Denn es gab auch diejenigen, die nicht aufs Böllern und Raketen
abschießen verzichten wollten und wohl noch einige Restbestände im Keller liegen hatten. Lange Zeit blieb es ruhig, aber am späteren Silvesterabend musste die Feuerwehr in der Cuxhavener Straße anrücken. Dort war eine Rakete ins Dach eingeschlagen und hatte zwei Dachpfannen zerstört. Die Feuerwehr schaute nach, entdeckte aber keinen Hitzeherd, so dass sie wieder abrücken konnte.
Im Jochenhofwinkel in Hausbruch entdeckte die Polizei gleich ein ganzes Waffen- und Böllerlager in einer Privatwohnung.
Ein Waffennarr hatte von einem Balkon mit einer Waffe geschossen. Als die Bereitschaftspolizei daraufhin die Wohnung des schießwütigen Zeitgenossen durchsuchte, fand sie diverse Kurz- und Langwaffen sowie illegale „Polenböller“. Die Beamten stellten alles sicher und der Mann darf sich nun auf einen bunten Strauß Strafverfahren freuen.
Im gesamten Bezirk gab es den ein oder anderen Hot Spot und auch von etlichen Balkonen wurde mit Schreckschusswaffen geschossen. Auch ein paar Brände wie im Keller oder auch Müllcontainer musste die Feuerwehr löschen.

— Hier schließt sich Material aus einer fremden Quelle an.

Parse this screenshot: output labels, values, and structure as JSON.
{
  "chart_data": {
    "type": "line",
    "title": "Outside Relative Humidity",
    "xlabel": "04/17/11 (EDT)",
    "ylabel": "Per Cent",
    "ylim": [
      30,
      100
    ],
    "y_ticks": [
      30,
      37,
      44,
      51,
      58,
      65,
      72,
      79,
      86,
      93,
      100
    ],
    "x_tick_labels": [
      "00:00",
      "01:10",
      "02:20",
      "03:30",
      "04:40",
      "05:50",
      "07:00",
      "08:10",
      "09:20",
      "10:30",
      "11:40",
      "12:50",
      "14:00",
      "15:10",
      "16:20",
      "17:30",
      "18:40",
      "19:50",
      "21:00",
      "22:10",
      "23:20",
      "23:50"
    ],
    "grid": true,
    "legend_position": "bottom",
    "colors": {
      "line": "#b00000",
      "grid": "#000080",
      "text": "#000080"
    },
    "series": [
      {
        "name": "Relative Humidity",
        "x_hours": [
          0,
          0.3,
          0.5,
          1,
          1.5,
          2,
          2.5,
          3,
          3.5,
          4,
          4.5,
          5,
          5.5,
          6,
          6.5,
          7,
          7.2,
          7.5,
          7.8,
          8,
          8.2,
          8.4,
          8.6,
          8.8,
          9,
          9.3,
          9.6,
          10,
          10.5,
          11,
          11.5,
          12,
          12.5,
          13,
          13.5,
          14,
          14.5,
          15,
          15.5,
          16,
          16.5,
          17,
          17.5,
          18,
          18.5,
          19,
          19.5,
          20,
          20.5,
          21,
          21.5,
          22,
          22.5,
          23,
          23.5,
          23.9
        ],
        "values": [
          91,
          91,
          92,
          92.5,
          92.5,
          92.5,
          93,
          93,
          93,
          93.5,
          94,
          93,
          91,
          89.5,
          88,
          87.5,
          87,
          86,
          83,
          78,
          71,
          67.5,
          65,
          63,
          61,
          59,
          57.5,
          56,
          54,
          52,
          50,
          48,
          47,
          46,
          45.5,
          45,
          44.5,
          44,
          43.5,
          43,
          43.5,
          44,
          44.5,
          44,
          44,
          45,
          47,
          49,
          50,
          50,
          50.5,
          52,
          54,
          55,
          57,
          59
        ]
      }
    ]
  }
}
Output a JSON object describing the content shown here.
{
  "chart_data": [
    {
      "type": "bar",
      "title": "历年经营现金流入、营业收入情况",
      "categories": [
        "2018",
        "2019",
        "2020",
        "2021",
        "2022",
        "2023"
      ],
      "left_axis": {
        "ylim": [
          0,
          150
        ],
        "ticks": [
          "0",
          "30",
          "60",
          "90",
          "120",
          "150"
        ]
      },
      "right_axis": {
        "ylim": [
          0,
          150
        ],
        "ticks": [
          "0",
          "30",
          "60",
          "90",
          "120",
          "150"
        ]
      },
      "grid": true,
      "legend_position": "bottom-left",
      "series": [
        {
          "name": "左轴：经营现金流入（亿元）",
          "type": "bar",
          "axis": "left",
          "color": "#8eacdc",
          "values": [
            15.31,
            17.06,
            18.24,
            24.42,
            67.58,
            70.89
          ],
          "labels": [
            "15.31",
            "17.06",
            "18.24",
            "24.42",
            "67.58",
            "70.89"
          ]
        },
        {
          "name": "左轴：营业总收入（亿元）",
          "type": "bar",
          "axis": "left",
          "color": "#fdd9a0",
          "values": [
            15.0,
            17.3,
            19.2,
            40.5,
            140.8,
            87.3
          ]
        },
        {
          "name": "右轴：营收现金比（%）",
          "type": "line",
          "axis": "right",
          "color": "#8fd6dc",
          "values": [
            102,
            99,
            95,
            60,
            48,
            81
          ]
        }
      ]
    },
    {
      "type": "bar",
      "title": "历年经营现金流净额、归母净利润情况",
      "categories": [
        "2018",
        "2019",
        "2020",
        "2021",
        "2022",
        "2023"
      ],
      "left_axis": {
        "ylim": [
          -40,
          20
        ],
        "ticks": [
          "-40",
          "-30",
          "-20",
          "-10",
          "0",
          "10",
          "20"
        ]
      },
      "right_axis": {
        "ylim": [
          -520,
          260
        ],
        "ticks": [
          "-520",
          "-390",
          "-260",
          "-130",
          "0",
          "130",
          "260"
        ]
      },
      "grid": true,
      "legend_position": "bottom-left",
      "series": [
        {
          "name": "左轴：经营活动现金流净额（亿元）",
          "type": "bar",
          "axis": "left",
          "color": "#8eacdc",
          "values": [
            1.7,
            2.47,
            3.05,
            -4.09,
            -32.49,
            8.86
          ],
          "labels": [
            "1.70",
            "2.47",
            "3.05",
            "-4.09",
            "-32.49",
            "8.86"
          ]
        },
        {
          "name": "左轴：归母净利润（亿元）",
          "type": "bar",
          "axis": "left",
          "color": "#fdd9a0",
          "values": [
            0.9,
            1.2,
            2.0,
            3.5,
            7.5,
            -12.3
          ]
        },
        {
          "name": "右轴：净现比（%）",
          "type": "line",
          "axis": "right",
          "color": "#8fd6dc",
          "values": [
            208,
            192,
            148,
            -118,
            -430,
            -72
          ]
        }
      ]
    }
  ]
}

In Harburg gab es den ersten Brand schon um 19:30 Uhr mit einem Feuer in der Hoppenstedtstraße.
Kurz vor Mitternacht musste die Feuerwehr dann in der Barlachstraße anrücken. Eine halbe Stunde nach Jahreswechsel brannte es in einem Keller in der Bremer Straße. Dort war ein Böller durch einen Rost gefallen. Souverän löschte die Freiwillige Feuerwehr Eißendorf dann gegen 1:20 Uhr zwei brennende Mülltonnen am S-Bahnhof Heimfeld.
Schon kurz nach Mitternacht aber war fast alles auch schon wieder vorbei. Auch wenn sich bei weitem nicht alle an das Böllverbot hielten, war es insgesamt für die Einsatzkräfte eine ruhige Silvesternacht.